Ich finde es äußerst eigenartig, Verräge abzuschließen und kurz danach den Vertragspartner als Geißel der Menschheit darzustellen. Ein Vertrag ist eine Art Versprechen. Ein Versprechen zu brechen braucht es einen guten Grund. Das politische Motiv der Eigenprofilierung halte ich persönlich nicht für ausreichend.

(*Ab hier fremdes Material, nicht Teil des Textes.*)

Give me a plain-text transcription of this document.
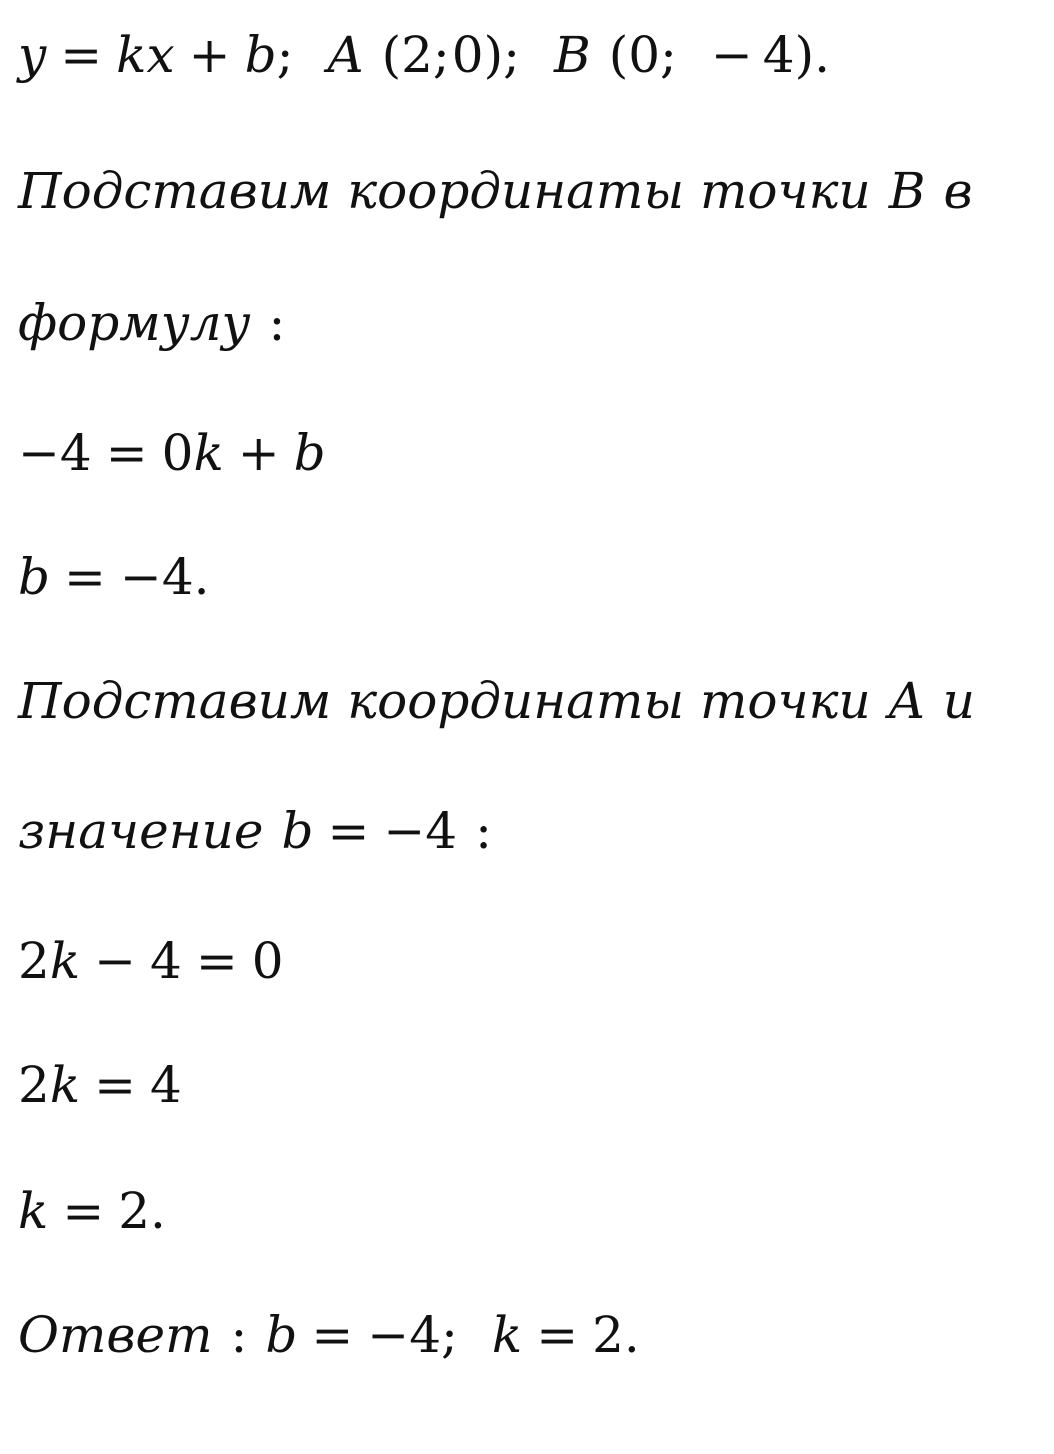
y = kx + b; A (2;0); B (0; − 4).
Подставим координаты точки B в
формулу :
−4 = 0k + b
b = −4.
Подставим координаты точки A и
значение b = −4 :
2k − 4 = 0
2k = 4
k = 2.
Ответ : b = −4; k = 2.
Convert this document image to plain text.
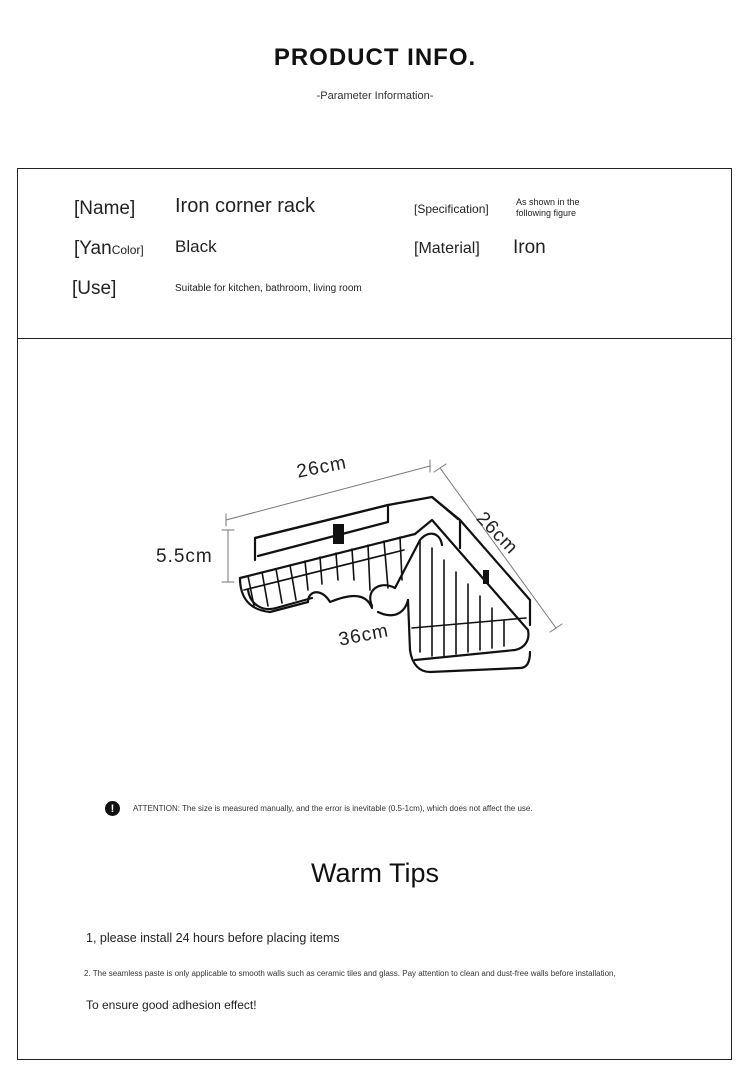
PRODUCT INFO.
-Parameter Information-
[Name] Iron corner rack	[Specification]	As shown in the following figure
[YanColor] Black	[Material] Iron
[Use]	Suitable for kitchen, bathroom, living room
26cm
26cm
5.5cm
36cm
!	ATTENTION: The size is measured manually, and the error is inevitable (0.5-1cm), which does not affect the use.
Warm Tips
1, please install 24 hours before placing items
2. The seamless paste is only applicable to smooth walls such as ceramic tiles and glass. Pay attention to clean and dust-free walls before installation,
To ensure good adhesion effect!
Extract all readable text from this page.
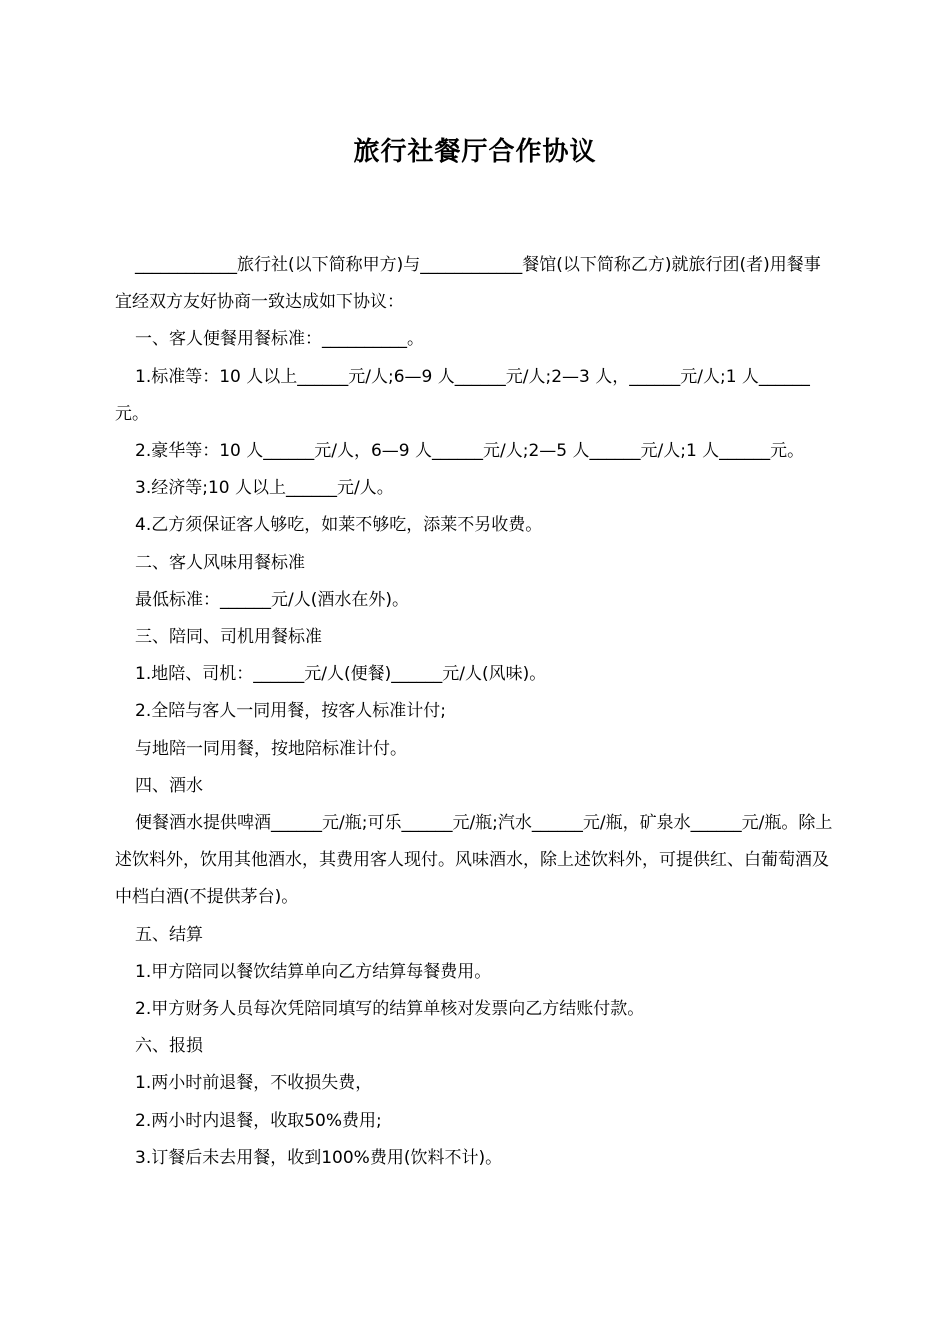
旅行社餐厅合作协议

____________旅行社(以下简称甲方)与____________餐馆(以下简称乙方)就旅行团(者)用餐事宜经双方友好协商一致达成如下协议：

一、客人便餐用餐标准：__________。

1.标准等：10 人以上______元/人;6—9 人______元/人;2—3 人，______元/人;1 人______元。

2.豪华等：10 人______元/人，6—9 人______元/人;2—5 人______元/人;1 人______元。

3.经济等;10 人以上______元/人。

4.乙方须保证客人够吃，如莱不够吃，添莱不另收费。

二、客人风味用餐标准

最低标准：______元/人(酒水在外)。

三、陪同、司机用餐标准

1.地陪、司机：______元/人(便餐)______元/人(风味)。

2.全陪与客人一同用餐，按客人标准计付;

与地陪一同用餐，按地陪标准计付。

四、酒水

便餐酒水提供啤酒______元/瓶;可乐______元/瓶;汽水______元/瓶，矿泉水______元/瓶。除上述饮料外，饮用其他酒水，其费用客人现付。风味酒水，除上述饮料外，可提供红、白葡萄酒及中档白酒(不提供茅台)。

五、结算

1.甲方陪同以餐饮结算单向乙方结算每餐费用。

2.甲方财务人员每次凭陪同填写的结算单核对发票向乙方结账付款。

六、报损

1.两小时前退餐，不收损失费，

2.两小时内退餐，收取50%费用;

3.订餐后未去用餐，收到100%费用(饮料不计)。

Gibt es eine neue gemeldete Stelle beim Arbeitsamt, springen sofort X Verleihfirmen darauf an und schalten auch ihr Angebot auf diese Stelle. So werden aus einer freien Stelle auf einmal X freie Stellen. Bei uns im Dorf gibt es nur einen einzigen Elektrikermeister. Der hat letzte Woche eine offene Stelle beim Arbeitsamt gemeldet. Nach 3 Tagen war genau DIESE Stelle von 7 Leihfirmen ausgeschrieben worden. Wie ich erfuhr, hat dieser Elektrikermeister diese Leihfirmen nie beauftragt. Als er sich beim Arbeitsamt darüber beschwerte, wurden die Mitarbeiter dort pampig. Dass das Arbeitsamt mit diesen Menschenhändlern paktiert, ist für uns damit entgültig bewiesen
@Tobias
Wenn ich das richtig verstanden habe gibt es in Deinem Dorf einen Elektromeister und sieben Zeitarbeitsunternehmen. Das wäre natürlich eine interessante Markt-situation. Interessant wäre natürlich, wieviele arbeitsuchende Elektroinstallateure es in diesem Mikrokosmos gibt und weshalb sich der Elektromeister bei der Arbeitsagentur beschwert. Kann es sein das 6 der 7 Zeitarbeitsfirmen besser zahlen, ihre Leute fair behandeln und die Perspektive einer Übernahme bei einem guten Kundenbetrieb bieten? Diesen 'Menschenhändler'-Scheiß kann ich nicht mehr hören.
PS: Nix gegen Deinen Elektromeister, ist bestimmt ein hervorragender Arbeitgeber!
Ich bin seit Jahren Leiharbeiter. Was ich erlebt habe, wie Arbeitnehmerrechte durch Leiharbeit mit Füßen getreten werden; was sich Kolleginnen und Kollegen angesichts der Drohkulisse Leiharbeit heute alles gefallen lassen; wie das Mobbing grassiert; wie eklatant der Arbeits- und Gesundheitsschutz vernachlässigt wird; wieviel Ausgrenzung es in den Betrieben gibt; wie Mitbestimmung durch Leiharbeit vereitelt wird; wie Kolleginnen und Kollegen belogen und erpresst werden; wie das Arbeitsklima in den Betrieben zu Wildwest geworden ist - lässt für mich nur noch einen Schluss zu: Leiharbeit ist gesetzlich zu verbieten! Das sagt einer, der Leiharbeit leistet. Das sollte der IG Metall zu denken geben.
Die Leiharbeit hat ihre Legitimation verloren. Die Leiharbeit schadet den Stamm- und Leihbeschäftigten gleichermaßen. Unglaublich, dass die IG Metall eine sklavereiähnliche Arbeitsform noch durch Tarifverträge unterstützt und rechtfertigt. Ich fordere die Auflösung und ersatzlose Streichung aller Tarifverträge für die Leiharbeit. Denn Gleichbehandlung gibt es genau dann, wenn KEIN Tarifvertrag für Leiharbeiter gilt.